Pinncok, whose children attended the Tower Hill Primary, sighed as she declared that things are no longer the same.

"Plenty children used to born them times there, but now, if you look at the board out at the health centre, you see where they say, 'Two is better than too many'," she noted.

Monica McCrea-Shaw said that the youth in the area are no longer having children because they are unable to find jobs. The Mavis Bank Coffee Factory has been laying off workers over the years and it was becoming increasingly difficult to farm because of the worsening drought.




Those who were fortunate to find jobs in Kingston relocated to the metropolitan area because it was difficult or too expensive to travel from Tower Hill due to the extremely poor road infrastructure.
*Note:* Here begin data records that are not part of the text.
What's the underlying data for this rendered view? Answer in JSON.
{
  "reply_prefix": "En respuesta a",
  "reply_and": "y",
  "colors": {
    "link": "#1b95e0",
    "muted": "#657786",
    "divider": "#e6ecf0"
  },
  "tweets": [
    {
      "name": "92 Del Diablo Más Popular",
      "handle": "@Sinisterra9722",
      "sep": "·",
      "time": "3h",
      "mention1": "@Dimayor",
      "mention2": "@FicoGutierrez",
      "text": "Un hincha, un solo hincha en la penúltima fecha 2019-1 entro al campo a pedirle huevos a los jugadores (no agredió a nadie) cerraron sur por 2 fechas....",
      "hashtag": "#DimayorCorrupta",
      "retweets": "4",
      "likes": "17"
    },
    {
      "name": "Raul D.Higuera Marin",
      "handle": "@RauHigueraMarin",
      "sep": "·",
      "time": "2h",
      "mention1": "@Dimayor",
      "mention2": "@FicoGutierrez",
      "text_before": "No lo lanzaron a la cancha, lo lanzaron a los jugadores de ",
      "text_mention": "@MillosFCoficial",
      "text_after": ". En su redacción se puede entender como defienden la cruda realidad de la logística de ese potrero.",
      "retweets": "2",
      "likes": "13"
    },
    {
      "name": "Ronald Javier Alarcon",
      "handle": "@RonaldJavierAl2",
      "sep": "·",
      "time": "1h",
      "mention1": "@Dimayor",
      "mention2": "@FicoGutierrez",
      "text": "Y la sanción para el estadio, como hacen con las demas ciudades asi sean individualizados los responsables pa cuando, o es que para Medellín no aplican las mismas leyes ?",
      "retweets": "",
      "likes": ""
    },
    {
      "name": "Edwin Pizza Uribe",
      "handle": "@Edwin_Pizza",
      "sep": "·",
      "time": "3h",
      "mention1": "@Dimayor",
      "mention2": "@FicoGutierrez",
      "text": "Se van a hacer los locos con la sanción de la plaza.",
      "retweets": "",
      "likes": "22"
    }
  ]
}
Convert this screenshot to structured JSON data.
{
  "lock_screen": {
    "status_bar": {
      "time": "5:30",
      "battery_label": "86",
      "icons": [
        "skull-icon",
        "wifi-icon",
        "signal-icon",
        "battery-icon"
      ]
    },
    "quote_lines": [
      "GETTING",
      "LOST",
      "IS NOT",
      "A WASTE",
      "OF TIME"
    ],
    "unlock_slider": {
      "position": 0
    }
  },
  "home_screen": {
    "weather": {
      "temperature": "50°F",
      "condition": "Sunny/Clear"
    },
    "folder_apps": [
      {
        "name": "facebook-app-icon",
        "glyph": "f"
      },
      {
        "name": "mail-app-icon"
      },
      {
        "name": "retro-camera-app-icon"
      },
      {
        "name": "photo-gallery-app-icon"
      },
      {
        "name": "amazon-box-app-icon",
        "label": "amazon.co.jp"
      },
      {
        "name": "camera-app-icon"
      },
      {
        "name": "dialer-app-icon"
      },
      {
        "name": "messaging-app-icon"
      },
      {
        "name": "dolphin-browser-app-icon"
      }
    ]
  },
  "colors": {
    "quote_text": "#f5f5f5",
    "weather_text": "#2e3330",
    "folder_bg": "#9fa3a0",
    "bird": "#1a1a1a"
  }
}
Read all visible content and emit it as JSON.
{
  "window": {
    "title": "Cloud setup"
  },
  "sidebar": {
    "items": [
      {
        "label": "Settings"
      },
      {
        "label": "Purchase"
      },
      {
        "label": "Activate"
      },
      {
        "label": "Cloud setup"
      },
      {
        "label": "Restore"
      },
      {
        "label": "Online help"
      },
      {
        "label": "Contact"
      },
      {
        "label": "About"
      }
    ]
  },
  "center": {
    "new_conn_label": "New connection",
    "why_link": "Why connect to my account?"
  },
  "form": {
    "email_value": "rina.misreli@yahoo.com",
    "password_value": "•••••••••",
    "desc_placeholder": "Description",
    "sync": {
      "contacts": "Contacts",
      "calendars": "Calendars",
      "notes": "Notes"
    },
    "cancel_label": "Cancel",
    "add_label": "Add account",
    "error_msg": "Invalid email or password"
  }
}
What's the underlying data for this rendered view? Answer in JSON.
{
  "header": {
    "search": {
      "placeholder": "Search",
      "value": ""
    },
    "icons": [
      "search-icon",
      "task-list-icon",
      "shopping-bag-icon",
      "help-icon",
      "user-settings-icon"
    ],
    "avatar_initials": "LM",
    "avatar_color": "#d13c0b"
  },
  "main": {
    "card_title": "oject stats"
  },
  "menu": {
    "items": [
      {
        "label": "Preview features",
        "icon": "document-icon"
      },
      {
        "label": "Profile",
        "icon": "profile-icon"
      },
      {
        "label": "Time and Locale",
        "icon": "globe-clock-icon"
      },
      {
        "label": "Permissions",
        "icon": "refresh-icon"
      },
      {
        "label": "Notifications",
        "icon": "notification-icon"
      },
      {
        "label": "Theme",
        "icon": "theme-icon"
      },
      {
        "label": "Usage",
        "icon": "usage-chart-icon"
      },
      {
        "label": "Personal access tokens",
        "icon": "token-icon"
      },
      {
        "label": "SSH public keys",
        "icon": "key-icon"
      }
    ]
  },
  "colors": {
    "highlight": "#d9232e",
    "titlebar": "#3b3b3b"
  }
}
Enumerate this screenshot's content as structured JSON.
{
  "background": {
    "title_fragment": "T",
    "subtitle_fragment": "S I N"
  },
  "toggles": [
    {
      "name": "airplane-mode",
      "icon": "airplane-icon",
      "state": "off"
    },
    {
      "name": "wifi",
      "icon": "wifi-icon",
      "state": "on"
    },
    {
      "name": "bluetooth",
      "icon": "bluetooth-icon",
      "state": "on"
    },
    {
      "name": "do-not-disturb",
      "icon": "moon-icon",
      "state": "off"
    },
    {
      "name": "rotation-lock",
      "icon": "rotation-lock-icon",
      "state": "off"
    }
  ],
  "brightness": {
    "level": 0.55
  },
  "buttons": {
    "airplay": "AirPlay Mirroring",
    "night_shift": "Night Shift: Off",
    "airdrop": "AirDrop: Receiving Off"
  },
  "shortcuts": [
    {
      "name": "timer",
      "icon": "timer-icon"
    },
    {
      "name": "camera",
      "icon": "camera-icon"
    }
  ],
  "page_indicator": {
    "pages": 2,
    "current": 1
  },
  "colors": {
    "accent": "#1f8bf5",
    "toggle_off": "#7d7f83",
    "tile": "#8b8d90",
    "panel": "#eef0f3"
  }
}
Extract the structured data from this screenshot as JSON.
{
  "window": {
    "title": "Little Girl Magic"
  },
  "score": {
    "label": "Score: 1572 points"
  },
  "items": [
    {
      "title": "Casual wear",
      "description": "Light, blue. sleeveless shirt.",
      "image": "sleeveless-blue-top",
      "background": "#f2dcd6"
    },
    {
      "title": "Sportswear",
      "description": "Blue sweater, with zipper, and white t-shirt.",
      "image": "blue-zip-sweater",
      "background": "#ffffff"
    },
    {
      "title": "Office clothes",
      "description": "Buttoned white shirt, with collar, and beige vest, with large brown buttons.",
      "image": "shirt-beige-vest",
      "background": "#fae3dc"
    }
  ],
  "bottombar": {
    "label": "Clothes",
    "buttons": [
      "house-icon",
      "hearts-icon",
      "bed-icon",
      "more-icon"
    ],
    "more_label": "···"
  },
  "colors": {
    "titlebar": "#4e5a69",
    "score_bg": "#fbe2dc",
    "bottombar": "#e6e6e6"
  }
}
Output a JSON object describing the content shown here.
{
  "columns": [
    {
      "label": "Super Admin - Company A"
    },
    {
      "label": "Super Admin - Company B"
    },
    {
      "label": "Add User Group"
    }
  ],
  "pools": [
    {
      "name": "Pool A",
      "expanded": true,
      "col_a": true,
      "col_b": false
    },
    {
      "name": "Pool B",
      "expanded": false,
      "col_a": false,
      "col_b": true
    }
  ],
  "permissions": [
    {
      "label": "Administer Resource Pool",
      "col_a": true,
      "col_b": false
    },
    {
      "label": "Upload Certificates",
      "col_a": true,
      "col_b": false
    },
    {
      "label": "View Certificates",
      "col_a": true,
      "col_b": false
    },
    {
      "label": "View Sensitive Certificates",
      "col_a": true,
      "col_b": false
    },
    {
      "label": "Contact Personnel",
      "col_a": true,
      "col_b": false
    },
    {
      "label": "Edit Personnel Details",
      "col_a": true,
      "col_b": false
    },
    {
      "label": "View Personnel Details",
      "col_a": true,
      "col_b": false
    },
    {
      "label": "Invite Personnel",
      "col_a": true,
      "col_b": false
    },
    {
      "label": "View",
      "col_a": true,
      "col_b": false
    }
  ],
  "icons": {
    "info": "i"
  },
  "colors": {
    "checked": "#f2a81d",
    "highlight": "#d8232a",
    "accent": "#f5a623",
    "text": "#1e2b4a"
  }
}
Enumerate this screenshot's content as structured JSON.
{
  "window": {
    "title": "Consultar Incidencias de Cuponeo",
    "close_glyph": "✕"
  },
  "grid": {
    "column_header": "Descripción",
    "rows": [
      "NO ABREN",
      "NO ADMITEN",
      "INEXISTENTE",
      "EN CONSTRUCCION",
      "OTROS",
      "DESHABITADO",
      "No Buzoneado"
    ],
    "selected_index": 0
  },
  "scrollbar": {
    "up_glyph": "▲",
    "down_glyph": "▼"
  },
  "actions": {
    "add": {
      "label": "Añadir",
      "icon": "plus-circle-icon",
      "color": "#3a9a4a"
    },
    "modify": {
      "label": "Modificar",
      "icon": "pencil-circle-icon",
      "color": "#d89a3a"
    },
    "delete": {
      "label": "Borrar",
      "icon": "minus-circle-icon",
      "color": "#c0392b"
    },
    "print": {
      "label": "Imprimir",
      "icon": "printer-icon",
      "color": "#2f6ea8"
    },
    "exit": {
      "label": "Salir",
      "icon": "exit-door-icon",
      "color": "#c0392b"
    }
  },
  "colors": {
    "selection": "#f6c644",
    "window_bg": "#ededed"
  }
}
"The ones who can have children, them not going to have more than one or two, because they can't even manage themselves," she said.

Alphanso Saunders, whose two children were relocated to the Mount Fletcher Primary School in Mavis Bank, said while a bus contracted by the Ministry of Education takes his children to and from school daily, the relocation has forced him to dig deeper into his already beleaguered pockets.

Minutes after disembarking a taxi in the town square, the father of five shared his frustrations with The Sunday Gleaner.

"It is rough because everything is money spending," said the father whose crops were destroyed in a massive bush fire that recently affected sections of East Rural St Andrew.

The father said he has turned to burning coal for sale as a means of providing for his children, but business has been slow.

Saunders, who was coming from a parent-teacher meeting at his children's new school, said it costs him $500 for taxi fare each time he goes to the school.